Drug Discov Ther. 2010;4(4):235-239.
Stability of MALAT-1, a nuclear long non-coding RNA in mammalian cells, varies in various cancer cells.
Tani H, Nakamura Y, Ijiri K, Akimitsu N
Recent large-scale transcriptome analyses have revealed a large number of transcripts with low protein-coding potential, known as non-coding RNAs (ncRNAs). Many studies revealed that several long ncRNAs are involved in the regulation of genome organization and gene expression, or in the structural components of functional domains in the nucleus.

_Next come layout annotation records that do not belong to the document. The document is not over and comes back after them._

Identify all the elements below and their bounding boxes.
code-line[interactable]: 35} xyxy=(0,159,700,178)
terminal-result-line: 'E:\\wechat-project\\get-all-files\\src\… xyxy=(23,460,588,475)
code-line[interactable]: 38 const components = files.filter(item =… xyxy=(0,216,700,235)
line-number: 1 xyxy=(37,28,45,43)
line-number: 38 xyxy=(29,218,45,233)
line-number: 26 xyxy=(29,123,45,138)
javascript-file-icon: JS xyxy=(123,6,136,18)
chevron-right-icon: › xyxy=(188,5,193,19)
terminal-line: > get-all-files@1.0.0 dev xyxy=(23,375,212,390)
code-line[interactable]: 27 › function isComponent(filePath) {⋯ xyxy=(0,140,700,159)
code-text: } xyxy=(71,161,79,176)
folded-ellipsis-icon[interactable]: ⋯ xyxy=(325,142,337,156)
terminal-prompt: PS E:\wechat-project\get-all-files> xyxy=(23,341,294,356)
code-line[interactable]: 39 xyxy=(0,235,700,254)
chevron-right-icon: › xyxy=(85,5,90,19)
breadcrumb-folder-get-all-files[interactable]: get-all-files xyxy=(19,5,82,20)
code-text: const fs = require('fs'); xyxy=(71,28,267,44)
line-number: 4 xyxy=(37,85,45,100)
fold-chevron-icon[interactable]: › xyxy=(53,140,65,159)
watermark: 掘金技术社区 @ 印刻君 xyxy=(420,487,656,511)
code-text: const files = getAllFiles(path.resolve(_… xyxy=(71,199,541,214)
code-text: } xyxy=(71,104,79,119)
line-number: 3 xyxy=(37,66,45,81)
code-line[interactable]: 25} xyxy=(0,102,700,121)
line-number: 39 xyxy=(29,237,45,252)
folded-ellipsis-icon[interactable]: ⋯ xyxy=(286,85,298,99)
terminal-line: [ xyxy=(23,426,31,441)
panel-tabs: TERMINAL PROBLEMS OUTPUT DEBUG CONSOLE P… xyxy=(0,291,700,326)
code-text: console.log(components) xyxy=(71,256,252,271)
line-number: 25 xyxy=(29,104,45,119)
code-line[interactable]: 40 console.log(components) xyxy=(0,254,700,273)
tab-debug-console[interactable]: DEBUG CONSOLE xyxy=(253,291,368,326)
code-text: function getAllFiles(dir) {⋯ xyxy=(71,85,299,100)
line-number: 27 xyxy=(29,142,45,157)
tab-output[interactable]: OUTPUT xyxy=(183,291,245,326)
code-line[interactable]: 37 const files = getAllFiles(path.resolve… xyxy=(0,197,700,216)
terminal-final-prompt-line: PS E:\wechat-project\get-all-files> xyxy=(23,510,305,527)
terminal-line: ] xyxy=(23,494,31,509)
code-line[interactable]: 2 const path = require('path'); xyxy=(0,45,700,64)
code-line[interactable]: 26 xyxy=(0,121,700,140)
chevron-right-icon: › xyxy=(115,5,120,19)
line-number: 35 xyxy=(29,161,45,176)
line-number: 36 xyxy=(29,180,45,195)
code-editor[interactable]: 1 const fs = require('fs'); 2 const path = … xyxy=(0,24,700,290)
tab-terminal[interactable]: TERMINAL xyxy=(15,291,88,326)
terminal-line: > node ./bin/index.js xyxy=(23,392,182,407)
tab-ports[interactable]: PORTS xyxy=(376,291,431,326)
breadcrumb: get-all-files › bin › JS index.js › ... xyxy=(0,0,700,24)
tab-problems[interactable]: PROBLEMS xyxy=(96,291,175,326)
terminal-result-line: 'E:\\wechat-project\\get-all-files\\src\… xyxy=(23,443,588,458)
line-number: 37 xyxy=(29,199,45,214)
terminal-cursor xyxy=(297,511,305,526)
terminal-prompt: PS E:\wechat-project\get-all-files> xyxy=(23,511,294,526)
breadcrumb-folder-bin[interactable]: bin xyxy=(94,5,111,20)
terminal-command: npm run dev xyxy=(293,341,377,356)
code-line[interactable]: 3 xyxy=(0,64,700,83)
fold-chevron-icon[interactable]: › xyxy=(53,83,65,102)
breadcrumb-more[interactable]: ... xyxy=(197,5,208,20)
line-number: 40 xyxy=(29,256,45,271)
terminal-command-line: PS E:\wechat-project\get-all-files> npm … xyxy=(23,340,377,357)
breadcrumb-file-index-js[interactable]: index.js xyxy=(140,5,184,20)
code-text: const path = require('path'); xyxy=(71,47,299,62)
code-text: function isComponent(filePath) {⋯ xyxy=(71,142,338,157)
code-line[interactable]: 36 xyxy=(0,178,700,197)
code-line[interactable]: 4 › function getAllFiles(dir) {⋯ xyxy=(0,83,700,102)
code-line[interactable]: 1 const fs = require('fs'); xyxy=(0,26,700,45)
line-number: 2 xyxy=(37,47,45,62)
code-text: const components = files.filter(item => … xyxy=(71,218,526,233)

As regulation of mRNA decay in the cytoplasm is crucial for controlling the abundance of cellular transcripts and the levels of protein expression, so regulation of long non-coding RNA decay in the nucleus is considered to be important for biological function. Although enzymatic pathways involved in cytoplasmic mRNA decay have been studied extensively, far less is known about those in nuclear long ncRNA decay. Here, we have investigated decay of metastasis associated lung adenocarcinoma transcript 1 (MALAT-1), which is a long (~ 8 kb) ncRNA that is misregulated in many human cancers and was shown to be retained specifically in the nucleus in nuclear speckles, as a model of nuclear long ncRNA in mammalian cells. We have found that the half-life of MALAT-1 ranges from ~ 9 h to > 12 h in various cancer cells. Moreover, Xrn2, PM/Scl-75, PARN, and Mtr4, known nuclear RNases or RNA helicases, did not affect MALAT-1 degradation or single knockdown of these components did not change the MALAT-1 decay rate.